La gestion locative des espaces reviendra à la société de gestion des zones industrielles, tandis que l’accompagnement des promoteurs sera assuré par l’ANSDE. Pour les jeunes entrepreneurs de la région, ce retard est vécu comme une impatience. Plusieurs d’entre eux, déjà sélectionnés dans le cadre des dispositifs d’aide à l’emploi, avaient engagé des démarches administratives et financières en vue de s’installer sur la zone. Ils expriment aujourd’hui leur impatience face à l’incertitude qui pèse sur le calendrier de livraison, certains évoquant même un risque de voir leurs subventions conditionnées à des délais qu’ils ne pourront plus respecter.
Du côté des élus locaux, l’impatience gagne du terrain. Un élu de l’Assemblée populaire communale a récemment réclamé un nouveau planning.
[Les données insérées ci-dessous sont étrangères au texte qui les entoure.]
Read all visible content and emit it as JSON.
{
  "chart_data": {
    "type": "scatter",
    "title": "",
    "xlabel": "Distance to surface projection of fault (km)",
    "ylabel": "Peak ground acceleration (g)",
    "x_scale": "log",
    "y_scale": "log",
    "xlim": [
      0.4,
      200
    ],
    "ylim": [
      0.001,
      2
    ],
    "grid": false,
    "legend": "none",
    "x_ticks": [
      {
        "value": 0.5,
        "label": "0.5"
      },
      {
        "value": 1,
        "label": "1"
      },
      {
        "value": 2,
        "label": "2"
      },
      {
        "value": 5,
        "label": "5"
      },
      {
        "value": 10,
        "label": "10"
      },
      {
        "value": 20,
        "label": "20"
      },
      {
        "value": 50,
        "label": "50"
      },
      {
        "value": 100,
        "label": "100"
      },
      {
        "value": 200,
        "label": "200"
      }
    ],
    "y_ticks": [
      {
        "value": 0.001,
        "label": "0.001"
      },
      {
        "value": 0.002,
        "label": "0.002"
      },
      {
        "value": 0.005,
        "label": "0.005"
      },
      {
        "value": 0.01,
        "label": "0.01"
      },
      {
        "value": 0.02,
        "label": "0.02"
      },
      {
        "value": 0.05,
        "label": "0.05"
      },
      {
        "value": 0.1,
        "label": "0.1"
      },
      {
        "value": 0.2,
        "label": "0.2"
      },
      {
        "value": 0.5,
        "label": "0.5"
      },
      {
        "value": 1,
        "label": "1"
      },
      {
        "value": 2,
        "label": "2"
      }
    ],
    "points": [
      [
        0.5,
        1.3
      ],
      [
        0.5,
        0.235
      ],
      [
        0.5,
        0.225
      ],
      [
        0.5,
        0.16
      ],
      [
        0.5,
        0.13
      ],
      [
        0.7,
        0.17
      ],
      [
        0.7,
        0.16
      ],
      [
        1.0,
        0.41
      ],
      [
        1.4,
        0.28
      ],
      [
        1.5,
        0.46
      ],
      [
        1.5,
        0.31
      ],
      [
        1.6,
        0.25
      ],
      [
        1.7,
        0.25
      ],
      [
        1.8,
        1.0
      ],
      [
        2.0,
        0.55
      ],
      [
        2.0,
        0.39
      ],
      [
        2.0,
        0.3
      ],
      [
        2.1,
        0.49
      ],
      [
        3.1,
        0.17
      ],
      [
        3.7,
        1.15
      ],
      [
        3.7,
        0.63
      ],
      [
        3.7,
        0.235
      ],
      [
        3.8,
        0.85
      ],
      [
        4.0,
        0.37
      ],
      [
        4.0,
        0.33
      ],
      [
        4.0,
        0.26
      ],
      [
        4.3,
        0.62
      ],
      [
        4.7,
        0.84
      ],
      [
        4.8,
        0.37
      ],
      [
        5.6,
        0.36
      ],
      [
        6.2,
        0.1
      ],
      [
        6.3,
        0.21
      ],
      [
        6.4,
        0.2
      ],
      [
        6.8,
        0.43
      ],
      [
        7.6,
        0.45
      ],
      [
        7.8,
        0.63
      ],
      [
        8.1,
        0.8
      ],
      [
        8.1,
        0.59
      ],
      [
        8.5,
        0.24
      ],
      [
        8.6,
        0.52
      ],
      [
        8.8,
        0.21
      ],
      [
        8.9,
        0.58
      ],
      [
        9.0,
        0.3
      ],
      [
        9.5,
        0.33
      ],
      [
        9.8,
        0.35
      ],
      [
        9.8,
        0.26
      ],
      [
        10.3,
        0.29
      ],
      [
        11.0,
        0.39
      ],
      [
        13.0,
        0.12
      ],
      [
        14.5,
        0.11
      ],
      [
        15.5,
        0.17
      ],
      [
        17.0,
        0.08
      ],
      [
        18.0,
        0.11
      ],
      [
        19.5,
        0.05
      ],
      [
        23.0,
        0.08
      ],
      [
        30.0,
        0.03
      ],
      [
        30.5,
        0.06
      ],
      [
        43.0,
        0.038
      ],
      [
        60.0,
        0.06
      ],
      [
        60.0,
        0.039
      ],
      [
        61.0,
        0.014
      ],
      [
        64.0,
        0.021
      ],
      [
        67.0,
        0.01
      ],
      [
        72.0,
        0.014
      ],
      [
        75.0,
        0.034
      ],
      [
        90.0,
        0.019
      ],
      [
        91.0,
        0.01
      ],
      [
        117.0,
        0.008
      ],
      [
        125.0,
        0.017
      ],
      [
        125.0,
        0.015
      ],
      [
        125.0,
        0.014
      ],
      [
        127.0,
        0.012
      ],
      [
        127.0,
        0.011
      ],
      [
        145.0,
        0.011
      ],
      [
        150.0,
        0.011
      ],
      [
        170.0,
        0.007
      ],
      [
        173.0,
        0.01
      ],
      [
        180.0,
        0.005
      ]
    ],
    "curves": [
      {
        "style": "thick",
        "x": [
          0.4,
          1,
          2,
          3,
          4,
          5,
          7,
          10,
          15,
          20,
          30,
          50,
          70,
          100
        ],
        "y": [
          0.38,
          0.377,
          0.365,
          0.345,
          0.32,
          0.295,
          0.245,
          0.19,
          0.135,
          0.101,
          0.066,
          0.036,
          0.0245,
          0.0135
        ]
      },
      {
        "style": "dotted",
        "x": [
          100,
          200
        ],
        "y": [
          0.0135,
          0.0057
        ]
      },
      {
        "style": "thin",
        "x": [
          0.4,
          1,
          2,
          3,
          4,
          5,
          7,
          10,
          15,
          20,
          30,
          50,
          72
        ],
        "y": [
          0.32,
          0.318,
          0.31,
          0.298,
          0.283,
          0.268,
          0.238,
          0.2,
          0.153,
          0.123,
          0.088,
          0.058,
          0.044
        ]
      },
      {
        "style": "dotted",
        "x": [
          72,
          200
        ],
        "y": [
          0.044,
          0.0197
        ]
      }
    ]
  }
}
Selon lui, ce genre de retard n’est pas acceptable pour un projet structurant financé par des deniers publics, et il appelle le bureau d’études à éviter que de tels déboires ne se reproduisent sur les autres micro-zones en cours de développement. Ce projet s’inscrit dans un plan plus large : quatre autres micro-zones similaires sont en cours à Béthioua, Mers El Hadjadj, Aïn El Bia et Misserghine. Tafraoui aspire à sortir de l’immobilisme.